No one is cheating during online exams, teachers still believe
A school in the capital set a record for the highest number of toppers during an assessment conducted by the educational institution.
As per the government order of students' results being based on the evaluation of their respective educational institutions, Holy Flour Euro-American Standard School conducted exams on all the relevant science subjects, as commerce students can wait.
The exams were taken online, but teachers swear that the students did not cheat. "They had their videos on the entire time. I could see everything," Science teacher Liza Miss told this newspaper.
"I've become an expert voyeur during the pandemic, so I doubt anything would escape my eyes," she said with a giggle to make herself seem more personable.

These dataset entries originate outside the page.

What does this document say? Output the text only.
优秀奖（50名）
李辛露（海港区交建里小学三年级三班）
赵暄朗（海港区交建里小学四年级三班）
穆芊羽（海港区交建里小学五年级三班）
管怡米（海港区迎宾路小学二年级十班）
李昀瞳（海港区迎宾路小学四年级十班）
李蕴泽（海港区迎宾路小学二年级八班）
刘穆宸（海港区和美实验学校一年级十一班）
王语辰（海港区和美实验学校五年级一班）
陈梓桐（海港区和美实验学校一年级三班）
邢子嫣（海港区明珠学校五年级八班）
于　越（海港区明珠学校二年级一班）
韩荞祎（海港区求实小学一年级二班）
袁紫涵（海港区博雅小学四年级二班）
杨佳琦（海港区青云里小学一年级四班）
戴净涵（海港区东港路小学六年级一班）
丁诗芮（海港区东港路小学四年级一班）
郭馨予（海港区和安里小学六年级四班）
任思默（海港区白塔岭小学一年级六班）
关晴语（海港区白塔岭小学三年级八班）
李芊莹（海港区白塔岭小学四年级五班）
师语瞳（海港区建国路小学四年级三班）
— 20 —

A Facebook group, created right before the exams, however, told a different story. The group titled "Holy Flour Science Exam Live Discussion" had students posting their questions and answers during real time. Matching the time stamp of the posts with the exam time, it was clear that most of the conversations in the group were taking place while students were giving their exams.

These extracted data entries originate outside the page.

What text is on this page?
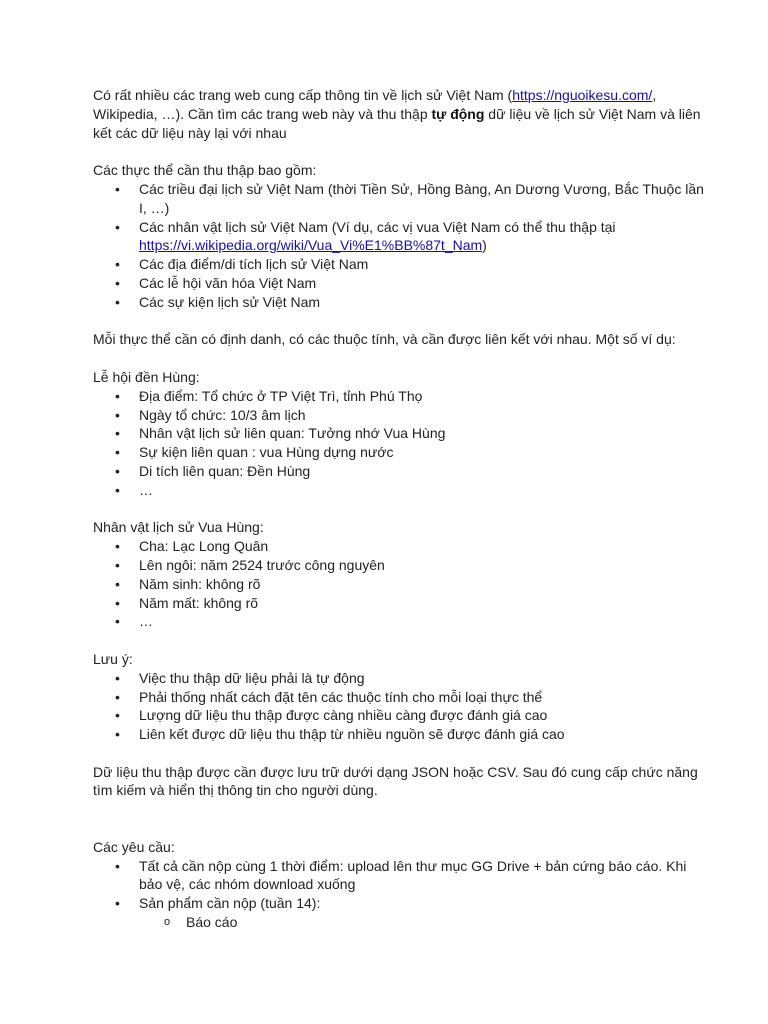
Có rất nhiều các trang web cung cấp thông tin về lịch sử Việt Nam (https://nguoikesu.com/, Wikipedia, …). Cần tìm các trang web này và thu thập tự động dữ liệu về lịch sử Việt Nam và liên kết các dữ liệu này lại với nhau

Các thực thể cần thu thập bao gồm:

• Các triều đại lịch sử Việt Nam (thời Tiền Sử, Hồng Bàng, An Dương Vương, Bắc Thuộc lần I, …)
• Các nhân vật lịch sử Việt Nam (Ví dụ, các vị vua Việt Nam có thể thu thập tại https://vi.wikipedia.org/wiki/Vua_Vi%E1%BB%87t_Nam)
• Các địa điểm/di tích lịch sử Việt Nam
• Các lễ hội văn hóa Việt Nam
• Các sự kiện lịch sử Việt Nam

Mỗi thực thể cần có định danh, có các thuộc tính, và cần được liên kết với nhau. Một số ví dụ:

Lễ hội đền Hùng:

• Địa điểm: Tổ chức ở TP Việt Trì, tỉnh Phú Thọ
• Ngày tổ chức: 10/3 âm lịch
• Nhân vật lịch sử liên quan: Tưởng nhớ Vua Hùng
• Sự kiện liên quan : vua Hùng dựng nước
• Di tích liên quan: Đền Hùng
• …

Nhân vật lịch sử Vua Hùng:

• Cha: Lạc Long Quân
• Lên ngôi: năm 2524 trước công nguyên
• Năm sinh: không rõ
• Năm mất: không rõ
• …

Lưu ý:

• Việc thu thập dữ liệu phải là tự động
• Phải thống nhất cách đặt tên các thuộc tính cho mỗi loại thực thể
• Lượng dữ liệu thu thập được càng nhiều càng được đánh giá cao
• Liên kết được dữ liệu thu thập từ nhiều nguồn sẽ được đánh giá cao

Dữ liệu thu thập được cần được lưu trữ dưới dạng JSON hoặc CSV. Sau đó cung cấp chức năng tìm kiếm và hiển thị thông tin cho người dùng.

Các yêu cầu:

• Tất cả cần nộp cùng 1 thời điểm: upload lên thư mục GG Drive + bản cứng báo cáo. Khi bảo vệ, các nhóm download xuống
• Sản phẩm cần nộp (tuần 14):
o Báo cáo
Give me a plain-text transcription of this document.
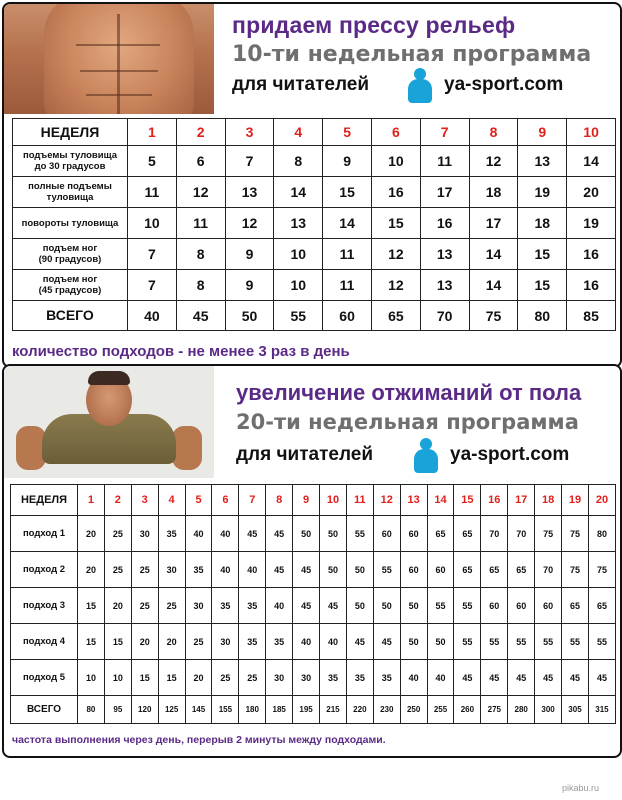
придаем прессу рельеф
10-ти недельная программа
для читателей	ya-sport.com
НЕДЕЛЯ	1	2	3	4	5	6	7	8	9	10

подъемы туловища
до 30 градусов	5	6	7	8	9	10	11	12	13	14

полные подъемы
туловища	11	12	13	14	15	16	17	18	19	20

повороты туловища	10	11	12	13	14	15	16	17	18	19

подъем ног
(90 градусов)	7	8	9	10	11	12	13	14	15	16

подъем ног
(45 градусов)	7	8	9	10	11	12	13	14	15	16
ВСЕГО	40	45	50	55	60	65	70	75	80	85
количество подходов - не менее 3 раз в день
увеличение отжиманий от пола
20-ти недельная программа
для читателей	ya-sport.com
НЕДЕЛЯ	1	2	3	4	5	6	7	8	9	10	11	12	13	14	15	16	17	18	19	20
подход 1	20	25	30	35	40	40	45	45	50	50	55	60	60	65	65	70	70	75	75	80
подход 2	20	25	25	30	35	40	40	45	45	50	50	55	60	60	65	65	65	70	75	75
подход 3	15	20	25	25	30	35	35	40	45	45	50	50	50	55	55	60	60	60	65	65
подход 4	15	15	20	20	25	30	35	35	40	40	45	45	50	50	55	55	55	55	55	55
подход 5	10	10	15	15	20	25	25	30	30	35	35	35	40	40	45	45	45	45	45	45
ВСЕГО	80	95	120	125	145	155	180	185	195	215	220	230	250	255	260	275	280	300	305	315
частота выполнения через день, перерыв 2 минуты между подходами.
pikabu.ru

When the matter was brought up before Principal Rohan Singh, he immediately brushed it aside. "These are kids being kids. How can they discuss anything when we have cameras on them at all times?" he asked.
"Kids always find a way to post silly memes. But that's not cheating," he said with a laugh.
Questions were also raised after the exam paper for Chemistry was leaked hours before the test began, but this too was swept aside by the principal. "Exam papers leak all the time. They cost around Tk 100. Do you want one for next week's Math exams?" he said.
A student, under condition of anonymity, admitted to cheating but said there was more to it than meets the eye.
"Everyone cheated. But us having to pay tuition fees, plus all this brand new internet expenditure at the same time is also kind of cheating, right? Why can't telcos make internet free for students?" he asked.
Contacted, telco leader Yameen's Phone's spokesperson said they were a profit-making organisation and weren't about to give handouts in such a hyper-capitalist market.
"You can't pretend to be a socialist country when eight percent of your parliament is made up of millionaire businesspersons. Also, we do that video where you are taught very important subjects in 10 minutes, so don't look at us for more help."